Laurent expansion correct?

Question

I'm trying to expand $\frac{z^2}{1-z}$ in order that I can find its residue. I expanded $\frac{1}{1-z}$ first, and then multiplied that expansion by $z^2$. I got: $-z-1-\frac{1}{z^2}-...$ Can someone tell me if this is correct, because it's just not looking right to me...

Answer 1

(i) expansion around $z=1$ is $$\frac {1+(z-1)}{-(z-1)}=-\frac{1}{z-1}-1$$(ii) expansion around $z=0$ is $$z(1+z+z^2+z^3+...)=z+z^2+z^3+z^4+...$$

Answer 2

I am going to provide some details to P.Lawrence's answer.

When you say the Laurent expansion of $\frac{z^2}{1-z}$, you should first say at which point you are expanding the function. If you expand the function at $z=0$, then you should get a Laurent (or power) series like this $\sum_{n \in \mathbb{Z}} a_n z^n$, though it may contain finitely many or zero negative terms. When you expand the function at $z=1$, you should anticipate something like $\sum a_n (z-1)^n$. These two series are not the same. If you expand at $z=0$, you will get $z^2+z^3+\dots$, which P.Lawrence wrote. This series only converges when $|z|<1$. If you substitute $z=1$ into the series, you will get $\infty$.

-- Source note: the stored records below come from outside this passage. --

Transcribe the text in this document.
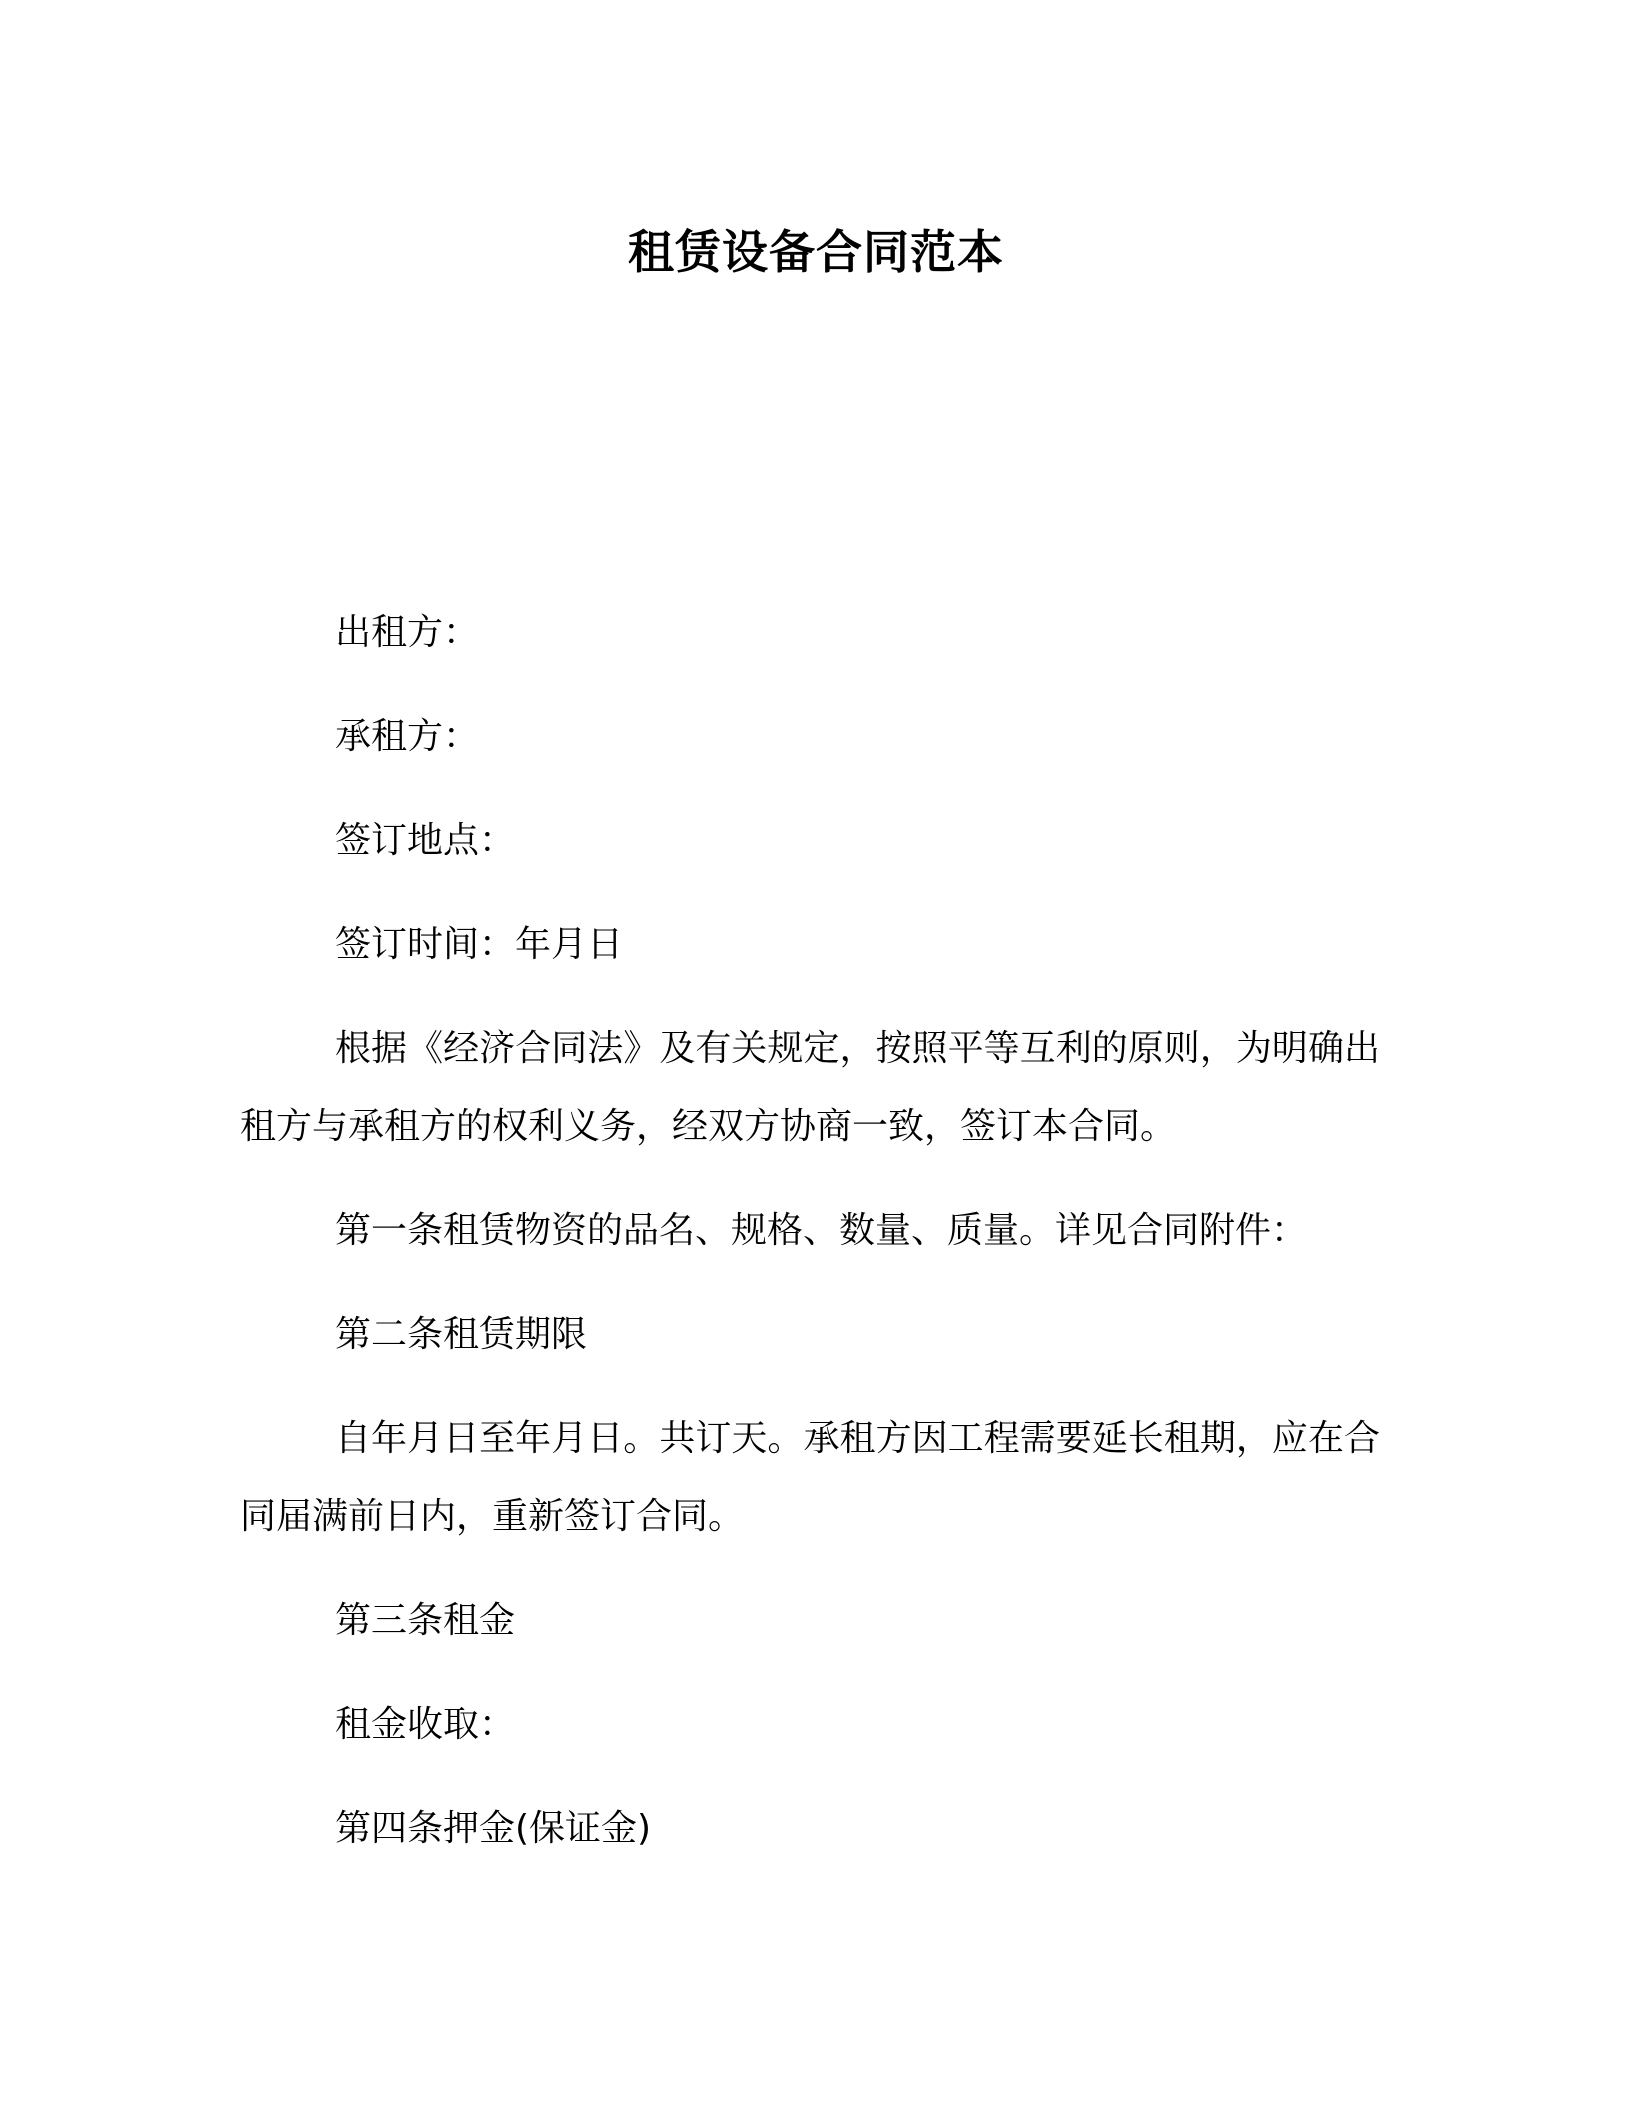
租赁设备合同范本

出租方：

承租方：

签订地点：

签订时间：年月日

根据《经济合同法》及有关规定，按照平等互利的原则，为明确出租方与承租方的权利义务，经双方协商一致，签订本合同。

第一条租赁物资的品名、规格、数量、质量。详见合同附件：

第二条租赁期限

自年月日至年月日。共订天。承租方因工程需要延长租期，应在合同届满前日内，重新签订合同。

第三条租金

租金收取：

第四条押金(保证金)
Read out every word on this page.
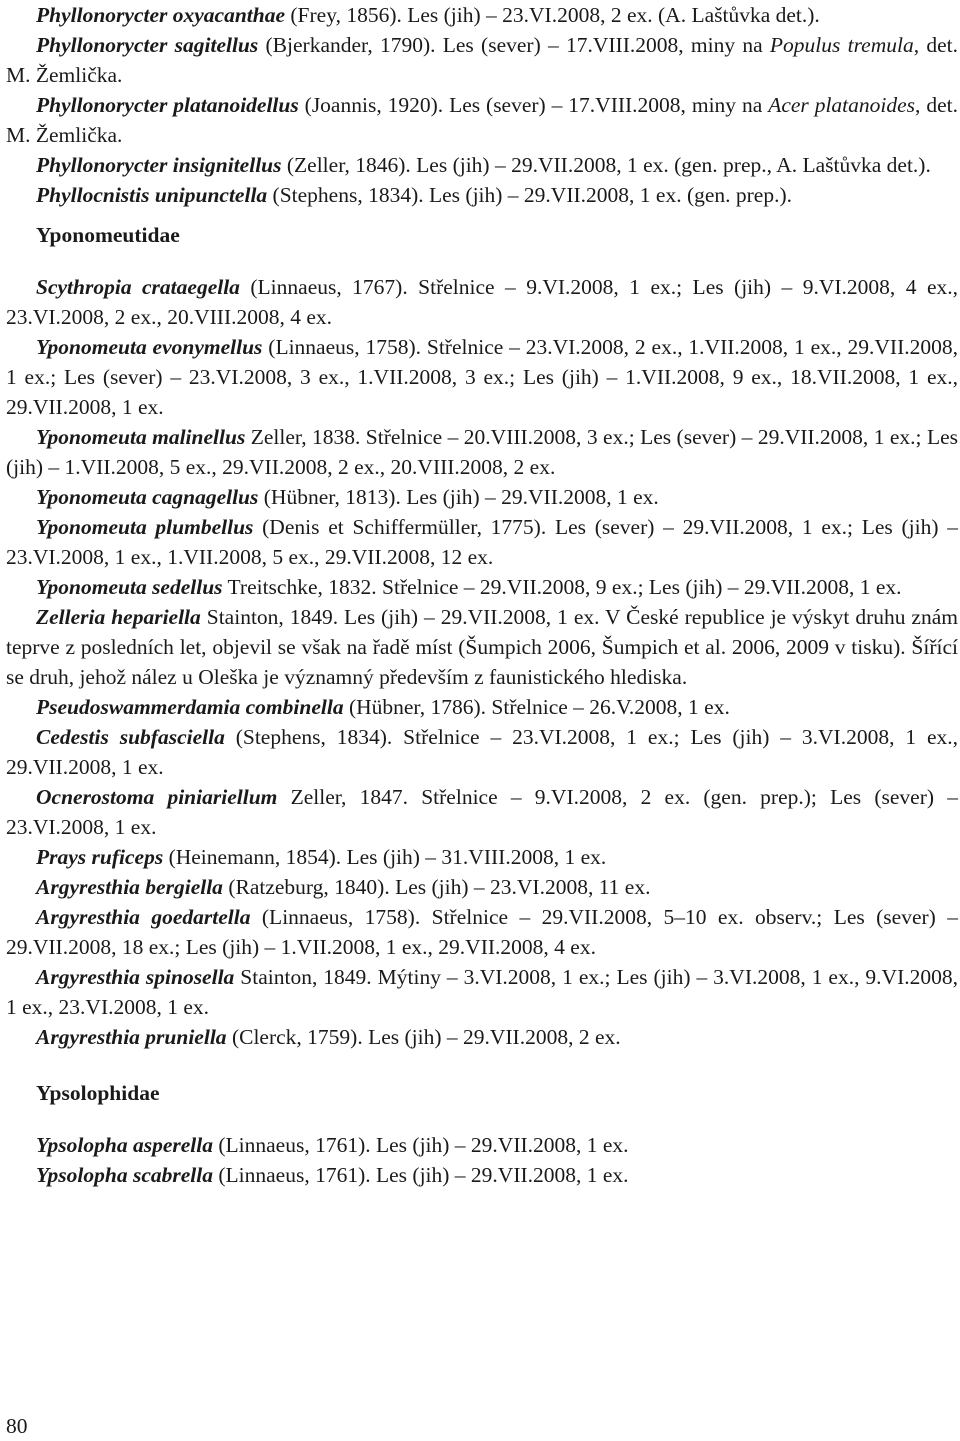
Phyllonorycter oxyacanthae (Frey, 1856). Les (jih) – 23.VI.2008, 2 ex. (A. Laštůvka det.).

Phyllonorycter sagitellus (Bjerkander, 1790). Les (sever) – 17.VIII.2008, miny na Populus tremula, det. M. Žemlička.

Phyllonorycter platanoidellus (Joannis, 1920). Les (sever) – 17.VIII.2008, miny na Acer platanoides, det. M. Žemlička.

Phyllonorycter insignitellus (Zeller, 1846). Les (jih) – 29.VII.2008, 1 ex. (gen. prep., A. Laštůvka det.).

Phyllocnistis unipunctella (Stephens, 1834). Les (jih) – 29.VII.2008, 1 ex. (gen. prep.).

Yponomeutidae

Scythropia crataegella (Linnaeus, 1767). Střelnice – 9.VI.2008, 1 ex.; Les (jih) – 9.VI.2008, 4 ex., 23.VI.2008, 2 ex., 20.VIII.2008, 4 ex.

Yponomeuta evonymellus (Linnaeus, 1758). Střelnice – 23.VI.2008, 2 ex., 1.VII.2008, 1 ex., 29.VII.2008, 1 ex.; Les (sever) – 23.VI.2008, 3 ex., 1.VII.2008, 3 ex.; Les (jih) – 1.VII.2008, 9 ex., 18.VII.2008, 1 ex., 29.VII.2008, 1 ex.

Yponomeuta malinellus Zeller, 1838. Střelnice – 20.VIII.2008, 3 ex.; Les (sever) – 29.VII.2008, 1 ex.; Les (jih) – 1.VII.2008, 5 ex., 29.VII.2008, 2 ex., 20.VIII.2008, 2 ex.

Yponomeuta cagnagellus (Hübner, 1813). Les (jih) – 29.VII.2008, 1 ex.

Yponomeuta plumbellus (Denis et Schiffermüller, 1775). Les (sever) – 29.VII.2008, 1 ex.; Les (jih) – 23.VI.2008, 1 ex., 1.VII.2008, 5 ex., 29.VII.2008, 12 ex.

Yponomeuta sedellus Treitschke, 1832. Střelnice – 29.VII.2008, 9 ex.; Les (jih) – 29.VII.2008, 1 ex.

Zelleria hepariella Stainton, 1849. Les (jih) – 29.VII.2008, 1 ex. V České republice je výskyt druhu znám teprve z posledních let, objevil se však na řadě míst (Šumpich 2006, Šumpich et al. 2006, 2009 v tisku). Šířící se druh, jehož nález u Oleška je významný především z faunistického hlediska.

Pseudoswammerdamia combinella (Hübner, 1786). Střelnice – 26.V.2008, 1 ex.

Cedestis subfasciella (Stephens, 1834). Střelnice – 23.VI.2008, 1 ex.; Les (jih) – 3.VI.2008, 1 ex., 29.VII.2008, 1 ex.

Ocnerostoma piniariellum Zeller, 1847. Střelnice – 9.VI.2008, 2 ex. (gen. prep.); Les (sever) – 23.VI.2008, 1 ex.

Prays ruficeps (Heinemann, 1854). Les (jih) – 31.VIII.2008, 1 ex.

Argyresthia bergiella (Ratzeburg, 1840). Les (jih) – 23.VI.2008, 11 ex.

Argyresthia goedartella (Linnaeus, 1758). Střelnice – 29.VII.2008, 5–10 ex. observ.; Les (sever) – 29.VII.2008, 18 ex.; Les (jih) – 1.VII.2008, 1 ex., 29.VII.2008, 4 ex.

Argyresthia spinosella Stainton, 1849. Mýtiny – 3.VI.2008, 1 ex.; Les (jih) – 3.VI.2008, 1 ex., 9.VI.2008, 1 ex., 23.VI.2008, 1 ex.

Argyresthia pruniella (Clerck, 1759). Les (jih) – 29.VII.2008, 2 ex.

Ypsolophidae

Ypsolopha asperella (Linnaeus, 1761). Les (jih) – 29.VII.2008, 1 ex.

Ypsolopha scabrella (Linnaeus, 1761). Les (jih) – 29.VII.2008, 1 ex.

80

Therefore, the point you expand at determines the radius of convergence. The function $\frac{z^2}{1-z}$ is holomorphic except at the point $z=1$. In complex analysis, being holomorphic equals to being analytic. So this means at any point $z \neq 1$, you can have an open ball $B$ centered at $z$, such that you can have a power series expansion at $z$ that converges in that open ball $B$. In general, this open ball can be quite large as long as it doesn't contain any singularities. In your case, if you expand the function at $z=0$, the largest ball it can take is the open unit ball because it will touch the singularity $z=1$ if you enlarge the ball one little step more.

So the series $z^2+z^3+\dots$ succeeds to represent $\frac{z^2}{1-z}$ until the boundary of the open ball touches the singularity $z=1$. But this is not satisfying for us. There is only one singularity and the function $\frac{z^2}{1-z}$ is still holomorphic after $z=1$ onwards. Can we expand $\frac{z^2}{1-z}$ at $z=0$ and got a series working even for $|z|>1$? The answer is yes.

Let $\frac{1}{1-z} = \frac{1}{z} \frac{-1}{1-1/z}$. If you think of $\frac{1}{z}$ as a single variable, then $\frac{1}{1-1/z}=1+1/z+1/z^2+\dots$. So finally you got $\frac{1}{1-z}=-\frac{1}{z}-\frac{1}{z^2}-\dots$ when $|z|>1$. Then $\frac{z^2}{1-z}=-z-1-\frac{1}{z}-\dots$ when $|z|>1$.